Poor babies hadn’t been watered in nine days.

No one is at the office on the weekend, so I figured I was safe and I still wore my mask inside just in case and no one was there.

Just my sad little plants.

I gave them all a good watering and then shut the office back down.

Next week I will be doing all my sessions remotely, I figure, just be safe.

I don’t need to expose my suitemates to anything.

I do hope to test negative tomorrow.

I had a moment of thinking, ooh, I’ll go swimming tomorrow if I test negative.

Yeah.

I don’t know about that.

Sounds great, but considering the amount of congestion and aching lungs I have experienced over the past nine days, maybe swimming laps is not the course of action to take on my first day back into the world.

I’ll get up and stretch again and do minimalist yoga.

I’ll go for a walk.

I’ll prep food for the week.

I will dream about all things Burning Man.

Yeah.

That thing.

I am going.

I haven’t really written about it.

I’ve been tied up with all things FINISH YOUR FUCKING DISSERTATION.

I mean.

It’s finished, I mean, finish jumping through the hoops that your school forgot to tell you to do even though they approved you to graduate.

Oh.

You’re missing something and we forgot to tell you?

OOPS.

I mean.

The profound apology from the provost helped, but like, dude, I’ve not actually graduated yet.

Which is also why Burning Man is on my mind.

I “graduate” eye roll, at the end of summer.

That is when I will officially matriculate.

I returned the dissertation with the few edits that the writing center indicated needed to be done; for the pain in the ass y’all have been, you could have just fucking fixed them and moved it along, in 274 pages there were five things that needed to be attended to.

Anyway.

I’ll be connecting with the guy at the center who is the last gate keeper to getting it published on ProQuest on Monday.

Pending his final stamp of approval I will then upload it and that’s it.

It will get published and I will matriculate.

At the end of summer.

Which means.

I get to graduate.

Again.

And this time.

I’m going to do it my way.

At Burning Man.

Yeah.

Where my graduate school journey started back in 2014 when I had a dark night of the soul.

I left Burning Man that year distinctly altered.

I quit the job I had been working.

Got a different one.

And applied to graduate school to get my Master’s in Psychology.

I got in and started in the fall of 2015.

I managed to go to the event in 2015, 2016, and 2017–somehow figuring out how to balance full-time nanny job with full-time graduate school.

I graduate from my Master’s program in May of 2018 and went right into my PhD program in August of 2018.

I could not manage the event whilst doing my PhD program.

My first year missing the event since I started to go in 2007.

I mean.

I managed to go even when I moved to Paris.

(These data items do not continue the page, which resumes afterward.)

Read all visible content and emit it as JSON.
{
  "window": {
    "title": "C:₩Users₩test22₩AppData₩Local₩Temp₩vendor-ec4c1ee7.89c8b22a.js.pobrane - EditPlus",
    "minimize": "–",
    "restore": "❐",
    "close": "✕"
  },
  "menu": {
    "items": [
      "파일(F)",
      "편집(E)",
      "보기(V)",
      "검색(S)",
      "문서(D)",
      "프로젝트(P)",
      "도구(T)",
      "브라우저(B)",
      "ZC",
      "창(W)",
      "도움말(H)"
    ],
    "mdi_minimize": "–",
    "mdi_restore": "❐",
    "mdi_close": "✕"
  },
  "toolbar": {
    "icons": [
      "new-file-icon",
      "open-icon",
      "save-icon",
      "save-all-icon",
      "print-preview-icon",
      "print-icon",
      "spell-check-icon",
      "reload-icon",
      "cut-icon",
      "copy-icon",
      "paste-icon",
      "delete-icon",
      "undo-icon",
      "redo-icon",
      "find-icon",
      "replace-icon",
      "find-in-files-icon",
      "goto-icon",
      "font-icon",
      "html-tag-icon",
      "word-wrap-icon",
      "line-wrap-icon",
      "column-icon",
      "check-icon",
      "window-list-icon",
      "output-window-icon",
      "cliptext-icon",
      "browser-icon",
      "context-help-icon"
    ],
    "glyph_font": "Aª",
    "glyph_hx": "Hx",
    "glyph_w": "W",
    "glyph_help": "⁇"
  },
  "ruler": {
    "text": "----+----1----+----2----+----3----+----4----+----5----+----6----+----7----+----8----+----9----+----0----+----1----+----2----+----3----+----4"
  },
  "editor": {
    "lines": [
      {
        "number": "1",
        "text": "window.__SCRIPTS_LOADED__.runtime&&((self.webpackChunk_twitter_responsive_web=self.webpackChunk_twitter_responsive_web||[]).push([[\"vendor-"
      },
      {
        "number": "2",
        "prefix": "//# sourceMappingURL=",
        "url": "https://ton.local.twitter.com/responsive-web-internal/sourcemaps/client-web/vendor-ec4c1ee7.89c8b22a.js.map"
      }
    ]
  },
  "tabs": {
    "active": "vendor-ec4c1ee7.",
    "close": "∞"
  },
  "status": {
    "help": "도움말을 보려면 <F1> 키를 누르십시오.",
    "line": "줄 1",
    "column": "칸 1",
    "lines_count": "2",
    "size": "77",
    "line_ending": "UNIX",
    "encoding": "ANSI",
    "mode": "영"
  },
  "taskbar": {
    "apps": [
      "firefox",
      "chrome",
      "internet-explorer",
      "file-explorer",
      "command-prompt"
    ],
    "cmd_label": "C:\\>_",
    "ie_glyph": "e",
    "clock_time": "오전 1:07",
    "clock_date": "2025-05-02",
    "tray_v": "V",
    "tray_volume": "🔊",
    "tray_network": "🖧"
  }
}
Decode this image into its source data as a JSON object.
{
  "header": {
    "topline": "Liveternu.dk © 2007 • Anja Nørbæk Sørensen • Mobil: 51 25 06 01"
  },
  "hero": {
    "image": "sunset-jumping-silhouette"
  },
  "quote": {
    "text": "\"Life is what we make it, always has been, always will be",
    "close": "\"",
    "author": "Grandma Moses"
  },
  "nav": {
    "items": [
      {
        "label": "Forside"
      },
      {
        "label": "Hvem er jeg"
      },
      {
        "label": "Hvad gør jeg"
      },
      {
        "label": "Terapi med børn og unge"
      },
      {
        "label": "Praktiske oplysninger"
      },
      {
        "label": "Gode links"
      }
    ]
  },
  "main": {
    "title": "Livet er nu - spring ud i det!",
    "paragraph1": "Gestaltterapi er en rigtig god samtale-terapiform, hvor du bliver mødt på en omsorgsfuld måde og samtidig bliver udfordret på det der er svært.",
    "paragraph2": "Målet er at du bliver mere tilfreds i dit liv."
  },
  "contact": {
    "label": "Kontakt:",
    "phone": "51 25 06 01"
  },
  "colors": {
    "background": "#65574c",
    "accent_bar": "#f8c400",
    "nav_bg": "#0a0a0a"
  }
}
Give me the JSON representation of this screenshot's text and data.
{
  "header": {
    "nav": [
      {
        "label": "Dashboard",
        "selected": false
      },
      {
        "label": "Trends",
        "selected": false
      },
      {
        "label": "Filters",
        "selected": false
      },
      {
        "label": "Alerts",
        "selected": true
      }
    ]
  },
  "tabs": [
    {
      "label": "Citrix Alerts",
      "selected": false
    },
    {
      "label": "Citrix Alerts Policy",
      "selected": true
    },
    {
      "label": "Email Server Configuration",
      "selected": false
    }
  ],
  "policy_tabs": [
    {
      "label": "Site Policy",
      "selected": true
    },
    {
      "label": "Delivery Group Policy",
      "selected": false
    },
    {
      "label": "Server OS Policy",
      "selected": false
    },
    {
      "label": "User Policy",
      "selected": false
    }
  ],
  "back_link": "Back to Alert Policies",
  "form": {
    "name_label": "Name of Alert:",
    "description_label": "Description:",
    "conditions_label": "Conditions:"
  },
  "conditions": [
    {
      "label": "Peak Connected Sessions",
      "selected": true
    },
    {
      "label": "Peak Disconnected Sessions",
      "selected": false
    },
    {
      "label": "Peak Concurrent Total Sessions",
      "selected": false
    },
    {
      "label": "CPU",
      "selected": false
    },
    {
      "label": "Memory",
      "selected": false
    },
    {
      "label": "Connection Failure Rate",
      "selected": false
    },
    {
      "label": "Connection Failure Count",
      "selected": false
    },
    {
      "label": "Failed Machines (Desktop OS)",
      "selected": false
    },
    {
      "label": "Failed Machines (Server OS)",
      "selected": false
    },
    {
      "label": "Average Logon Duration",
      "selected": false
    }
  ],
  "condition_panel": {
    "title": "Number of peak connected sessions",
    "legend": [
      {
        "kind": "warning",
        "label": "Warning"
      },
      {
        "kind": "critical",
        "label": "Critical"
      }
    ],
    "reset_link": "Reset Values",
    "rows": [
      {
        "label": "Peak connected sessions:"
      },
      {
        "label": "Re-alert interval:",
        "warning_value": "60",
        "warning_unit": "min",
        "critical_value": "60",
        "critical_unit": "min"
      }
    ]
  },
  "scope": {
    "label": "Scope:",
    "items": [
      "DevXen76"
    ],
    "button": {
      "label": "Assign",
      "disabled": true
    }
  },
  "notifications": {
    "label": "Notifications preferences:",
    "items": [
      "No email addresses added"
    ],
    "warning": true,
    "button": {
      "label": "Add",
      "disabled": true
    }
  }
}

I still do not know how that happened.

But my PhD program started each semester with a week long intensive and it was the same week as the event and the amount of work that I had to do to get ready for the intensive was too much for me to even think about going up pre-event.

The year I went in 2016 I didn’t even go for the event, I was up for in the desert for four days and left before the gates even opened.

The PhD work was too much.

Not to mention working full time, plus.

So, I missed 2018 and 2019.

And then the pandemic.

Knocking out 2020 and2021.

Although I had people who asked if I would consider going to “Plan B” the unofficial event last year, you know that one that was not sanctioned by the org, wink, wink, nudge, nudge.

But.

I was too close to defending my dissertation, I had also just had the first of my two major surgeries, and it was too much.

This year I had been prepared to go months ago.

I was going to help run and manage a kitchen on playa for an art project a dear friend of mine is builidng.

But an unexpected tax bill, what the fuck accountant?!

And the looming paying back of student loans dissuaded me.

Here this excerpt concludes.